1. Have you set long-term goals? Do you measure your actions by these goals?

2. Do you think before you speak and act? Are your words encouraging and positive? Are your actions free of harm to others?

3. Do you recognize your weaknesses and set boundaries for yourself?

4. Do you plan ways to protect your weak areas or do you cater to them? Do you avoid people and places that might push you into wrong actions?

5. Do you plan ahead how to handle a difficult situation? Do you mentally rehearse right responses in those potential situations?

6. Do you choose companionship that will strengthen or protect your weak areas?

7. Do you have an accountability partner to help you in those weak areas?

Which one is under control?
Which one is beneficial?
What is Self-Control?

Self-control is the inner discipline to be able to make wise choices. It involves sacrifice in order to gain a higher goal. It requires focus on those higher goals, with the ability to put aside immediate needs or pleasures in order to achieve those goals.

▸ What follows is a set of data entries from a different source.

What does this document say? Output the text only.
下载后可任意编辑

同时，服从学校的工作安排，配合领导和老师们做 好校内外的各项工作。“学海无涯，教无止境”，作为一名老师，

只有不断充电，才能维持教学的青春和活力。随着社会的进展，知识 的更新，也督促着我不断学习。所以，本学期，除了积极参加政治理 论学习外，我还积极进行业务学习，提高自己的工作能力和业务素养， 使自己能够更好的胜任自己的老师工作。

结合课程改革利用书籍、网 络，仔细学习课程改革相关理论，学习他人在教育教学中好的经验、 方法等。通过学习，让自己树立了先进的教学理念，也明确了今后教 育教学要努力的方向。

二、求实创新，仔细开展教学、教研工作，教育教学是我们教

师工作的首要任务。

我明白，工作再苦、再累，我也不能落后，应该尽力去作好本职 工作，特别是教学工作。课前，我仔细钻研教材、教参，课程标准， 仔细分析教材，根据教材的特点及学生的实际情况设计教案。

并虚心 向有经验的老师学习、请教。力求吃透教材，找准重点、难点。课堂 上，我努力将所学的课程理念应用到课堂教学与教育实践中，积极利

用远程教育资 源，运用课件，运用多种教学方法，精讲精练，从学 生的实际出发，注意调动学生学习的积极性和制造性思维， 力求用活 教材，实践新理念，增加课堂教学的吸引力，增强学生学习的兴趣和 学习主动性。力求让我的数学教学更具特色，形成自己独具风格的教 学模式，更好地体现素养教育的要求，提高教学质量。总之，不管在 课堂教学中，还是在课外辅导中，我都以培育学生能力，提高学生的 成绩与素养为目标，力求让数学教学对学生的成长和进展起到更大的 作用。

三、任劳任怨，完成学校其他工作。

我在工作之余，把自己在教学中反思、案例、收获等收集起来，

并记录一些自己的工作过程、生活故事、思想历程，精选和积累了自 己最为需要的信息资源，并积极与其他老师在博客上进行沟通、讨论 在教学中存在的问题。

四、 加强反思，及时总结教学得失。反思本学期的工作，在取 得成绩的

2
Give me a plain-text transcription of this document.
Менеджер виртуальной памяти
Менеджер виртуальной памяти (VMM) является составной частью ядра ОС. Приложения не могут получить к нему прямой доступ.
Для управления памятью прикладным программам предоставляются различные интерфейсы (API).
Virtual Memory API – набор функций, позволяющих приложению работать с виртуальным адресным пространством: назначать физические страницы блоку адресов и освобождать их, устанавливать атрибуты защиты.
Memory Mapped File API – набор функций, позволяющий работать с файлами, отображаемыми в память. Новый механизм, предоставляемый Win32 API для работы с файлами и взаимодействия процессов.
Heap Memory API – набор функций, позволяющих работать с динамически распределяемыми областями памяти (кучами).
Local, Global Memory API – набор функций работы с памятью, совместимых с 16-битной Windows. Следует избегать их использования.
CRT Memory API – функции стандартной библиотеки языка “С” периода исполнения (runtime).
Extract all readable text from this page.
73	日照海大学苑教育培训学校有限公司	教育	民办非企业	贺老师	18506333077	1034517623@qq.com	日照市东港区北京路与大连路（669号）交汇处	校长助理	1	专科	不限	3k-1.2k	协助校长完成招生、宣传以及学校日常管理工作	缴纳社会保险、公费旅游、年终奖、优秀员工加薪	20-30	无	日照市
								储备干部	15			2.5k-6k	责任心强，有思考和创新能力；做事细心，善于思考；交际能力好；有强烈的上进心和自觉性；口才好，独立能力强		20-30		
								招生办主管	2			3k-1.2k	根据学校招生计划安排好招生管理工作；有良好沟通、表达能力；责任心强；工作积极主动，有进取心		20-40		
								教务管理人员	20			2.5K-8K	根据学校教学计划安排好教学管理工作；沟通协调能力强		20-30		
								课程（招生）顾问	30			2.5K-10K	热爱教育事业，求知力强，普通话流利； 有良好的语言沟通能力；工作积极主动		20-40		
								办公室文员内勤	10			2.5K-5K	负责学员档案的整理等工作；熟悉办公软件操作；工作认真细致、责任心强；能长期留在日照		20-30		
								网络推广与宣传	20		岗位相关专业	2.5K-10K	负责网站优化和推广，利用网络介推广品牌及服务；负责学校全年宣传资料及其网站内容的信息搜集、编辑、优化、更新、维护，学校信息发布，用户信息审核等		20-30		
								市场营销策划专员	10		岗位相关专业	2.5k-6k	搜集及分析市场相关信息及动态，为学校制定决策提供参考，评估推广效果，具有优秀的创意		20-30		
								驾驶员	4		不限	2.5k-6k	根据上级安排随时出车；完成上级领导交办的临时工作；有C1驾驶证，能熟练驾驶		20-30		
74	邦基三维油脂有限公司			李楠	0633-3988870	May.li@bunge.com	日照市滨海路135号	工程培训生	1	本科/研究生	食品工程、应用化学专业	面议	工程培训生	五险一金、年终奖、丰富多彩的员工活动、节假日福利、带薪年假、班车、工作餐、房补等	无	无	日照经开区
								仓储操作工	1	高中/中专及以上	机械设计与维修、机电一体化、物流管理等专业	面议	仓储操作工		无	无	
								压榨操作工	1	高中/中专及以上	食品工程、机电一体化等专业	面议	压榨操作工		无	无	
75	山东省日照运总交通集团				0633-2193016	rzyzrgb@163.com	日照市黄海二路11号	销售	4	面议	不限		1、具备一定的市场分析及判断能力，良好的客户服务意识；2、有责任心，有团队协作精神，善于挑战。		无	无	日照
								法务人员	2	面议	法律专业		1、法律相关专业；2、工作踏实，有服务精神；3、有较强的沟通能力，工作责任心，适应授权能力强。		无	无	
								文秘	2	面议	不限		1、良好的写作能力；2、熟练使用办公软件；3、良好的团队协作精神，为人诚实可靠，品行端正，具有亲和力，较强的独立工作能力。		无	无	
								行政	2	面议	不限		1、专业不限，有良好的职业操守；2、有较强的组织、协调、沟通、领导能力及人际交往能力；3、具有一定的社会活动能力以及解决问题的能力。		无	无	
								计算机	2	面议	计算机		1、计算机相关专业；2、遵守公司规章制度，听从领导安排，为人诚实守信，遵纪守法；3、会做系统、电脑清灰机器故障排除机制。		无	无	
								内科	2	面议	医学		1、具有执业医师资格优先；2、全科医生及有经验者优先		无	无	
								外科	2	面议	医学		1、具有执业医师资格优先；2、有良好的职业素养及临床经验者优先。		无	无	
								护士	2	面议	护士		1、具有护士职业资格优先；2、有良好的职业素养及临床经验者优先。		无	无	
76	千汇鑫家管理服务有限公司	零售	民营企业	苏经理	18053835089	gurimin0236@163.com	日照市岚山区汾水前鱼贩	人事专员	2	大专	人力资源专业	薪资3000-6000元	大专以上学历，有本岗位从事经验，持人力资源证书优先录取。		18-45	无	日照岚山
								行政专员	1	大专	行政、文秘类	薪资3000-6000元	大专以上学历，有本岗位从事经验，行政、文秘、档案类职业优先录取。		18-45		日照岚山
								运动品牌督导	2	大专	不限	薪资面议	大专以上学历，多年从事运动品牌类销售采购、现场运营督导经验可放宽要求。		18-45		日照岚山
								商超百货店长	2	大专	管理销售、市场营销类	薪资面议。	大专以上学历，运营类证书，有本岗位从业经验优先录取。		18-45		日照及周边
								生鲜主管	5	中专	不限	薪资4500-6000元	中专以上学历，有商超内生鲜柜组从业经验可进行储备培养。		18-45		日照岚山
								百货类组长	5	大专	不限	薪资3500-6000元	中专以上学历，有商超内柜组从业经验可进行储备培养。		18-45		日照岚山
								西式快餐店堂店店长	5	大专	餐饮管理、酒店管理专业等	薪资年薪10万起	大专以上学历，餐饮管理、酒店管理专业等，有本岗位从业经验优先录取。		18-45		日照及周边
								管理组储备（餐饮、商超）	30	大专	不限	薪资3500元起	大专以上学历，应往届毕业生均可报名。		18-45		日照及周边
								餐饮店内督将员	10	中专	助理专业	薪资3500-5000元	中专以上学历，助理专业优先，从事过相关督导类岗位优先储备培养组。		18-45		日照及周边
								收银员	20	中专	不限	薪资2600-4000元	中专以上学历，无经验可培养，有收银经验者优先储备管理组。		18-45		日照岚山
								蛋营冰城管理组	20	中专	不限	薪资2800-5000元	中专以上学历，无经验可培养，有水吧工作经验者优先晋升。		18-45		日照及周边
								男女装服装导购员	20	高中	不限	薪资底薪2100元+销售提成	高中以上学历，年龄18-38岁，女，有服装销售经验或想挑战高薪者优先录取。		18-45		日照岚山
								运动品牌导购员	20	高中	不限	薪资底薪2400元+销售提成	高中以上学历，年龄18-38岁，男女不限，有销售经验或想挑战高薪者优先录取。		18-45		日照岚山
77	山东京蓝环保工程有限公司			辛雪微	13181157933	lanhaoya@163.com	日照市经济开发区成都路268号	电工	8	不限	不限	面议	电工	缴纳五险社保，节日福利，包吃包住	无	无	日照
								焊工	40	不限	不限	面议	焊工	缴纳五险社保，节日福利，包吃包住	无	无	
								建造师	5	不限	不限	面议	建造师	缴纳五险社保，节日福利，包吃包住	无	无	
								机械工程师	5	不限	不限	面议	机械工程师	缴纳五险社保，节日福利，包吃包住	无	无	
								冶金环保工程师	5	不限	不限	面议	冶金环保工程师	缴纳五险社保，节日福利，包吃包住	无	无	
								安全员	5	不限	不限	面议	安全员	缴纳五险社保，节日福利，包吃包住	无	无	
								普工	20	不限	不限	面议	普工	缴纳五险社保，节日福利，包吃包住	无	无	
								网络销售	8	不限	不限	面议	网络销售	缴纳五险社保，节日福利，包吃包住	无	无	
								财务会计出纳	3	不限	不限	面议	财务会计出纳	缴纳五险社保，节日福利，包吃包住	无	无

A person with self-control has internalized rules, so that they become a guiding standard within, rather than having to be told how to conduct himself. He has set proper limits so that good things do not become excessive. He has set those standards in advance while thinking clearly, not in the pressure of the moment. He has chosen to exercise control over his emotions, appetites, and use of time.



"Ultimately the only power to which man should aspire is that which he exercises over himself."